FF: Eine deiner ersten Arbeiten, die eine breitere Aufmerksamkeit erhielten, war „La torre de los vientos“ – der Turm der Winde. Dafür hast du einen turmartigen Experimentalbau von Gonzalo Fonseca in einen laborartigen Ausstellungsort verwandelt, in dem unterschiedliche Akteur*innen zusammenarbeiteten, um weiterführende Prozesse in Gang zu setzen. Steckt in deinem ergebnisoffenen Ansatz grundsätzlich auch eine Institutionskritik? Und was wäre für dich das ideale Museum?
PR: Ich habe die Theorie, dass Museen wie Kühlschränke oder Öfen funktionieren können. Kühlschränke arbeiten mit kontrollierten Temperaturen und Einstellungen, die perfekt sind, um etwas für eine lange Zeit, ja für die Nachwelt aufzubewahren. Museen sind aber auch wie Öfen, wenn sie eine neue Realität „kochen“ und zu Produktionsräumen werden. Viele meiner gewagtesten Projekte wären ohne die fantastische Kunstküche eines Museums nicht möglich gewesen. Ich bin kein großer Freund von Institutionskritik.
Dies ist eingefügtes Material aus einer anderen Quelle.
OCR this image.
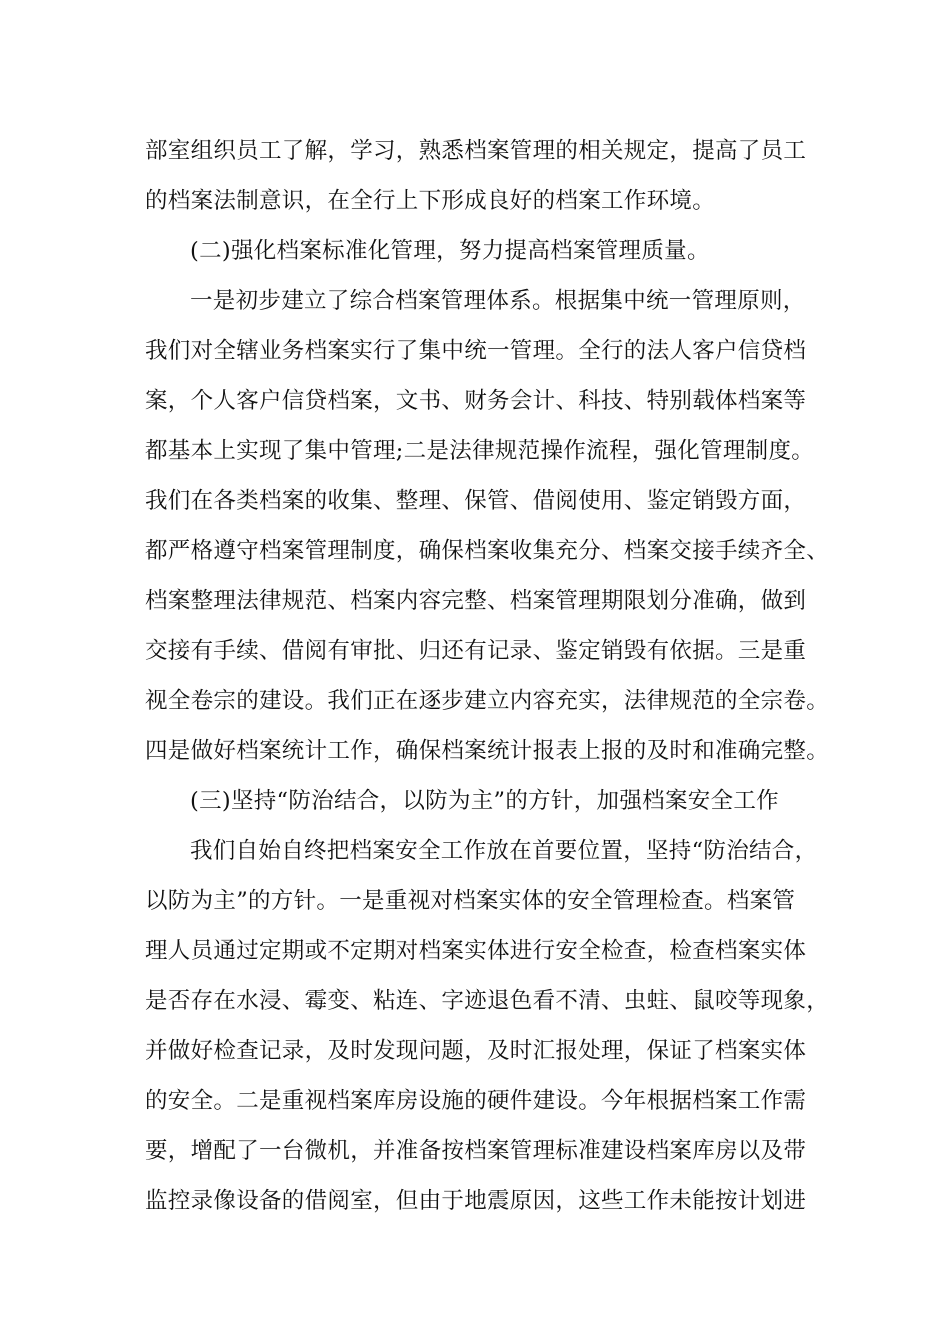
部室组织员工了解，学习，熟悉档案管理的相关规定，提高了员工
的档案法制意识，在全行上下形成良好的档案工作环境。
(二)强化档案标准化管理，努力提高档案管理质量。
一是初步建立了综合档案管理体系。根据集中统一管理原则，
我们对全辖业务档案实行了集中统一管理。全行的法人客户信贷档
案，个人客户信贷档案，文书、财务会计、科技、特别载体档案等
都基本上实现了集中管理;二是法律规范操作流程，强化管理制度。
我们在各类档案的收集、整理、保管、借阅使用、鉴定销毁方面，
都严格遵守档案管理制度，确保档案收集充分、档案交接手续齐全、
档案整理法律规范、档案内容完整、档案管理期限划分准确，做到
交接有手续、借阅有审批、归还有记录、鉴定销毁有依据。三是重
视全卷宗的建设。我们正在逐步建立内容充实，法律规范的全宗卷。
四是做好档案统计工作，确保档案统计报表上报的及时和准确完整。
(三)坚持“防治结合，以防为主”的方针，加强档案安全工作
我们自始自终把档案安全工作放在首要位置，坚持“防治结合，
以防为主”的方针。一是重视对档案实体的安全管理检查。档案管
理人员通过定期或不定期对档案实体进行安全检查，检查档案实体
是否存在水浸、霉变、粘连、字迹退色看不清、虫蛀、鼠咬等现象，
并做好检查记录，及时发现问题，及时汇报处理，保证了档案实体
的安全。二是重视档案库房设施的硬件建设。今年根据档案工作需
要，增配了一台微机，并准备按档案管理标准建设档案库房以及带
监控录像设备的借阅室，但由于地震原因，这些工作未能按计划进
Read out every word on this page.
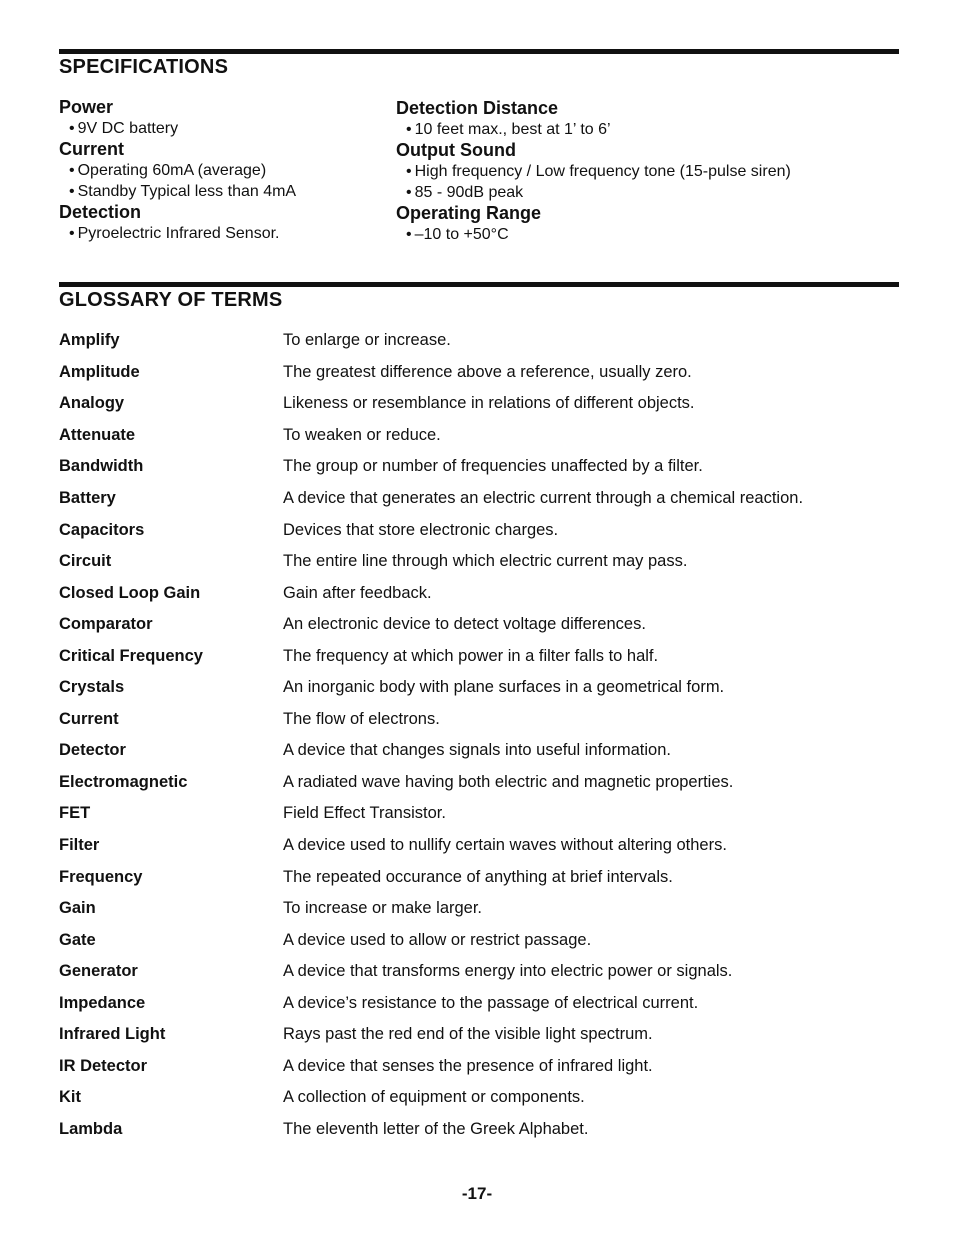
SPECIFICATIONS
Power
• 9V DC battery
Current
• Operating 60mA (average)
• Standby Typical less than 4mA
Detection
• Pyroelectric Infrared Sensor.
Detection Distance
• 10 feet max., best at 1’ to 6’
Output Sound
• High frequency / Low frequency tone (15-pulse siren)
• 85 - 90dB peak
Operating Range
• –10 to +50°C
GLOSSARY OF TERMS
Amplify	To enlarge or increase.
Amplitude	The greatest difference above a reference, usually zero.
Analogy	Likeness or resemblance in relations of different objects.
Attenuate	To weaken or reduce.
Bandwidth	The group or number of frequencies unaffected by a filter.
Battery	A device that generates an electric current through a chemical reaction.
Capacitors	Devices that store electronic charges.
Circuit	The entire line through which electric current may pass.
Closed Loop Gain	Gain after feedback.
Comparator	An electronic device to detect voltage differences.
Critical Frequency	The frequency at which power in a filter falls to half.
Crystals	An inorganic body with plane surfaces in a geometrical form.
Current	The flow of electrons.
Detector	A device that changes signals into useful information.
Electromagnetic	A radiated wave having both electric and magnetic properties.
FET	Field Effect Transistor.
Filter	A device used to nullify certain waves without altering others.
Frequency	The repeated occurance of anything at brief intervals.
Gain	To increase or make larger.
Gate	A device used to allow or restrict passage.
Generator	A device that transforms energy into electric power or signals.
Impedance	A device’s resistance to the passage of electrical current.
Infrared Light	Rays past the red end of the visible light spectrum.
IR Detector	A device that senses the presence of infrared light.
Kit	A collection of equipment or components.
Lambda	The eleventh letter of the Greek Alphabet.
-17-
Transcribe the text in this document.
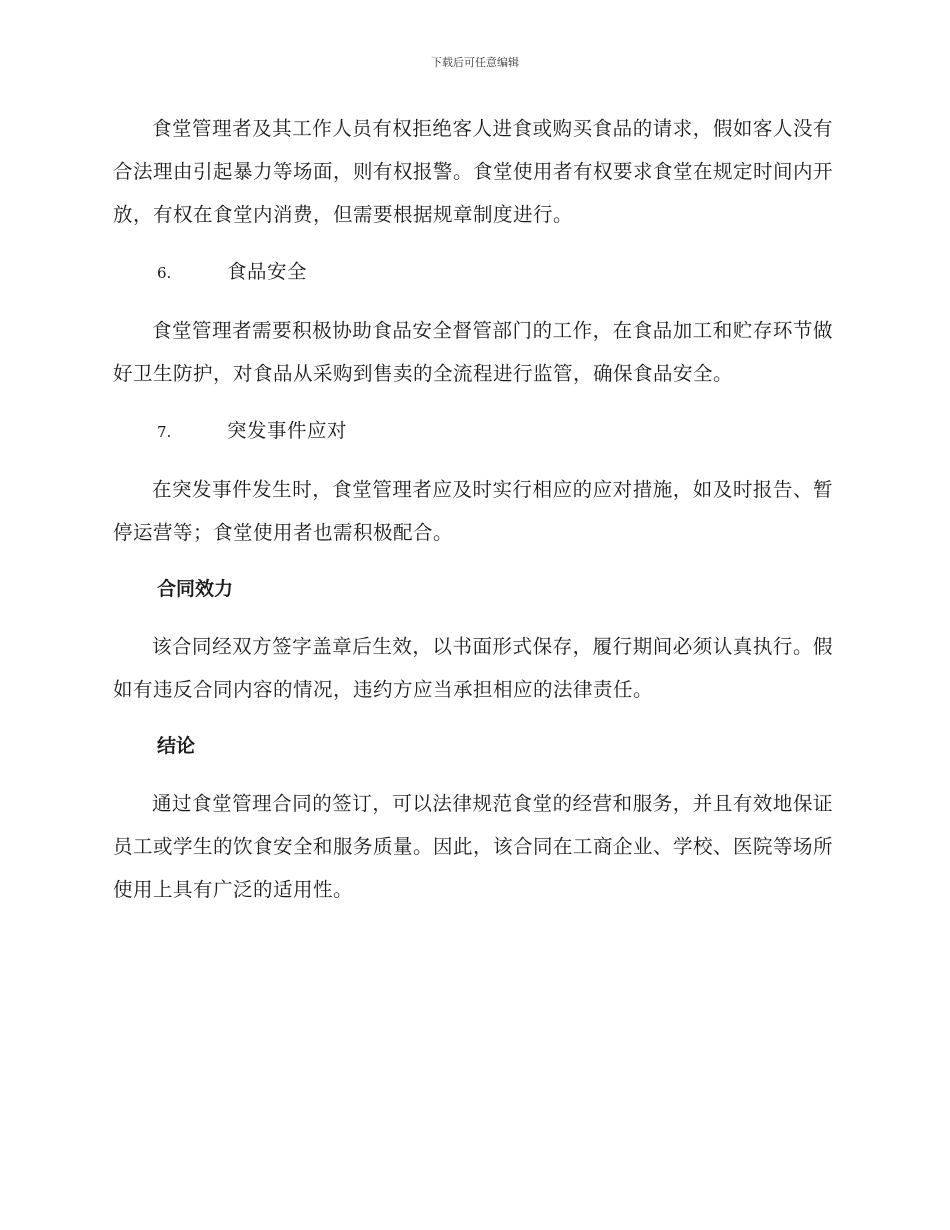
下载后可任意编辑

食堂管理者及其工作人员有权拒绝客人进食或购买食品的请求，假如客人没有合法理由引起暴力等场面，则有权报警。食堂使用者有权要求食堂在规定时间内开放，有权在食堂内消费，但需要根据规章制度进行。

6.	食品安全

食堂管理者需要积极协助食品安全督管部门的工作，在食品加工和贮存环节做好卫生防护，对食品从采购到售卖的全流程进行监管，确保食品安全。

7.	突发事件应对

在突发事件发生时，食堂管理者应及时实行相应的应对措施，如及时报告、暂停运营等；食堂使用者也需积极配合。

合同效力

该合同经双方签字盖章后生效，以书面形式保存，履行期间必须认真执行。假如有违反合同内容的情况，违约方应当承担相应的法律责任。

结论

通过食堂管理合同的签订，可以法律规范食堂的经营和服务，并且有效地保证员工或学生的饮食安全和服务质量。因此，该合同在工商企业、学校、医院等场所使用上具有广泛的适用性。
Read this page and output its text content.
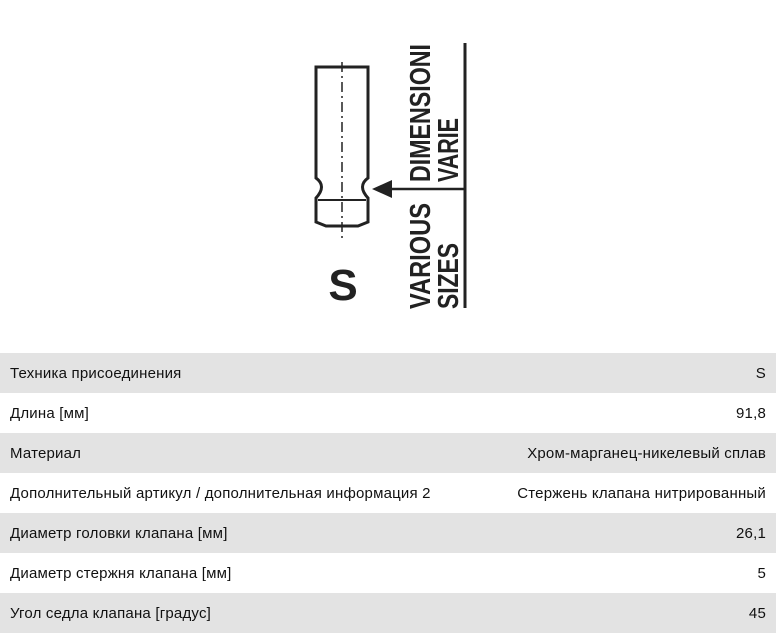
S
DIMENSIONI
VARIE
VARIOUS
SIZES
Техника присоединения	S
Длина [мм]	91,8
Материал	Хром-марганец-никелевый сплав
Дополнительный артикул / дополнительная информация 2	Стержень клапана нитрированный
Диаметр головки клапана [мм]	26,1
Диаметр стержня клапана [мм]	5
Угол седла клапана [градус]	45
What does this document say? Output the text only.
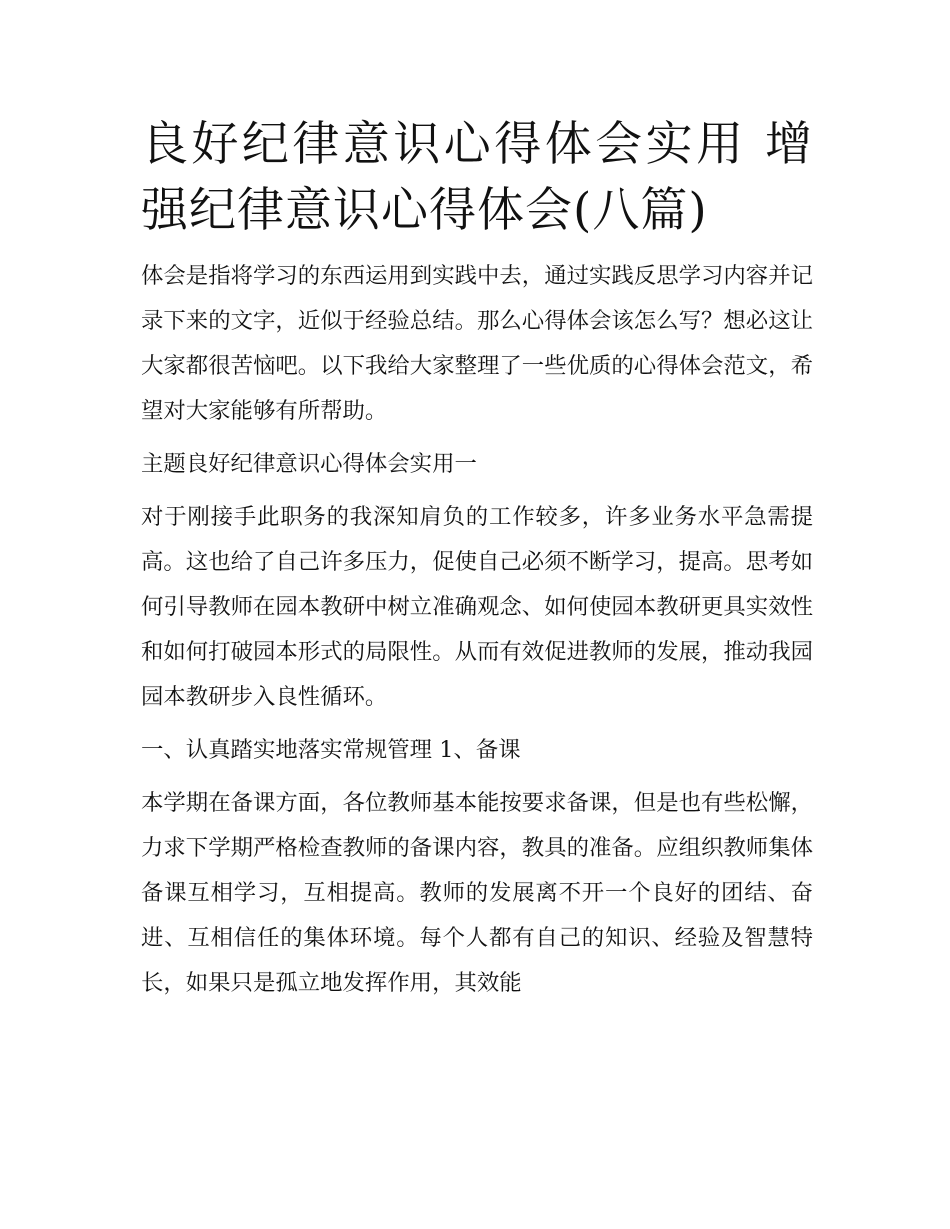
良好纪律意识心得体会实用 增强纪律意识心得体会(八篇)

体会是指将学习的东西运用到实践中去，通过实践反思学习内容并记录下来的文字，近似于经验总结。那么心得体会该怎么写？想必这让大家都很苦恼吧。以下我给大家整理了一些优质的心得体会范文，希望对大家能够有所帮助。

主题良好纪律意识心得体会实用一

对于刚接手此职务的我深知肩负的工作较多，许多业务水平急需提高。这也给了自己许多压力，促使自己必须不断学习，提高。思考如何引导教师在园本教研中树立准确观念、如何使园本教研更具实效性和如何打破园本形式的局限性。从而有效促进教师的发展，推动我园园本教研步入良性循环。

一、认真踏实地落实常规管理 1、备课

本学期在备课方面，各位教师基本能按要求备课，但是也有些松懈，力求下学期严格检查教师的备课内容，教具的准备。应组织教师集体备课互相学习，互相提高。教师的发展离不开一个良好的团结、奋进、互相信任的集体环境。每个人都有自己的知识、经验及智慧特长，如果只是孤立地发挥作用，其效能
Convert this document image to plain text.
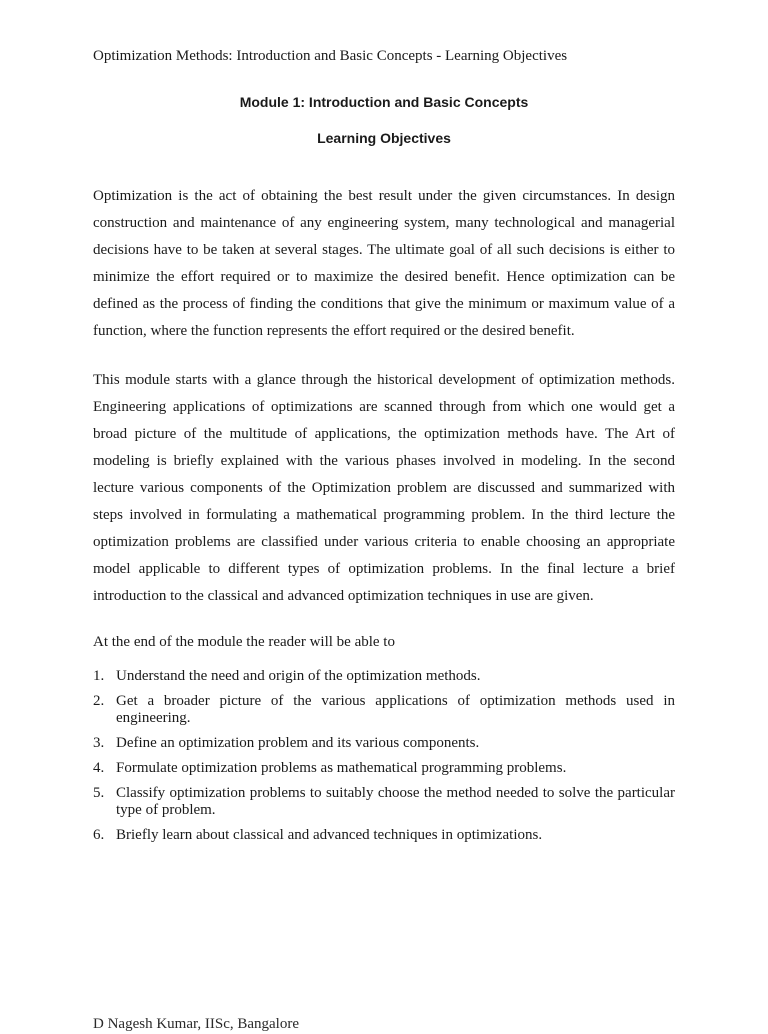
Optimization Methods: Introduction and Basic Concepts - Learning Objectives
Module 1: Introduction and Basic Concepts
Learning Objectives

Optimization is the act of obtaining the best result under the given circumstances. In design construction and maintenance of any engineering system, many technological and managerial decisions have to be taken at several stages. The ultimate goal of all such decisions is either to minimize the effort required or to maximize the desired benefit. Hence optimization can be defined as the process of finding the conditions that give the minimum or maximum value of a function, where the function represents the effort required or the desired benefit.

This module starts with a glance through the historical development of optimization methods. Engineering applications of optimizations are scanned through from which one would get a broad picture of the multitude of applications, the optimization methods have. The Art of modeling is briefly explained with the various phases involved in modeling. In the second lecture various components of the Optimization problem are discussed and summarized with steps involved in formulating a mathematical programming problem. In the third lecture the optimization problems are classified under various criteria to enable choosing an appropriate model applicable to different types of optimization problems. In the final lecture a brief introduction to the classical and advanced optimization techniques in use are given.

At the end of the module the reader will be able to
1. Understand the need and origin of the optimization methods.
2. Get a broader picture of the various applications of optimization methods used in engineering.
3. Define an optimization problem and its various components.
4. Formulate optimization problems as mathematical programming problems.
5. Classify optimization problems to suitably choose the method needed to solve the particular type of problem.
6. Briefly learn about classical and advanced techniques in optimizations.
D Nagesh Kumar, IISc, Bangalore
Normalerweise denke ich in Begriffen wie institutionellem Handeln. Ich möchte innerhalb von Institutionen Veränderungen bewirken. Institutionen unterscheiden sich nicht so sehr von Individuen.
Kritik ist nicht der beste Weg, um wirklich Veränderungen anzuregen. Die Cancel Culture erinnert heutzutage ganz gefährlich an Mobbing. Kritik ist allzu oft eine Form der Beschwerde. Und Beschwerden sind eine hinterlistige Art, sich der Verantwortung zu entziehen. Wo sind die Kritiker, denen es darum geht, Wege zu finden, eine konkrete Situation zu verbessern? Es gibt eine Art Grundsatz kognitiver Prozesse: Entweder man konzentriert sich auf das Problem oder man konzentriert sich auf die Lösung. Wenn du dich auf die Lösung konzentrierst, erkennst du das Problem bereits an, ohne dabei jedoch die Menschen herabzusetzen.
Daher ist es immer wichtig, Lösungsansätze zu finden. In dem eben erwähnten Beispiel des Carrillo Gil-Museums hätte ich zum Beispiel kritisieren können, dass die Bibliothek seit seiner Eröffnung vor 50 Jahren überhaupt gar nicht genutzt wurde. Aber was hätte das gebracht? Stattdessen haben wir Mexikos erste Leihbibliothek für Kunst eröffnet. Kunstwerke sind sogar noch seltener – ja sogar teurer – als die meisten Bücher. Also wussten wir, dass die Bücher folgen würden, sobald wir mit der Ausleihe von Kunst beginnen. Hier ist es uns also gelungen, die Stärken einer Institution zu nutzen und ihre Schwächen zu beheben.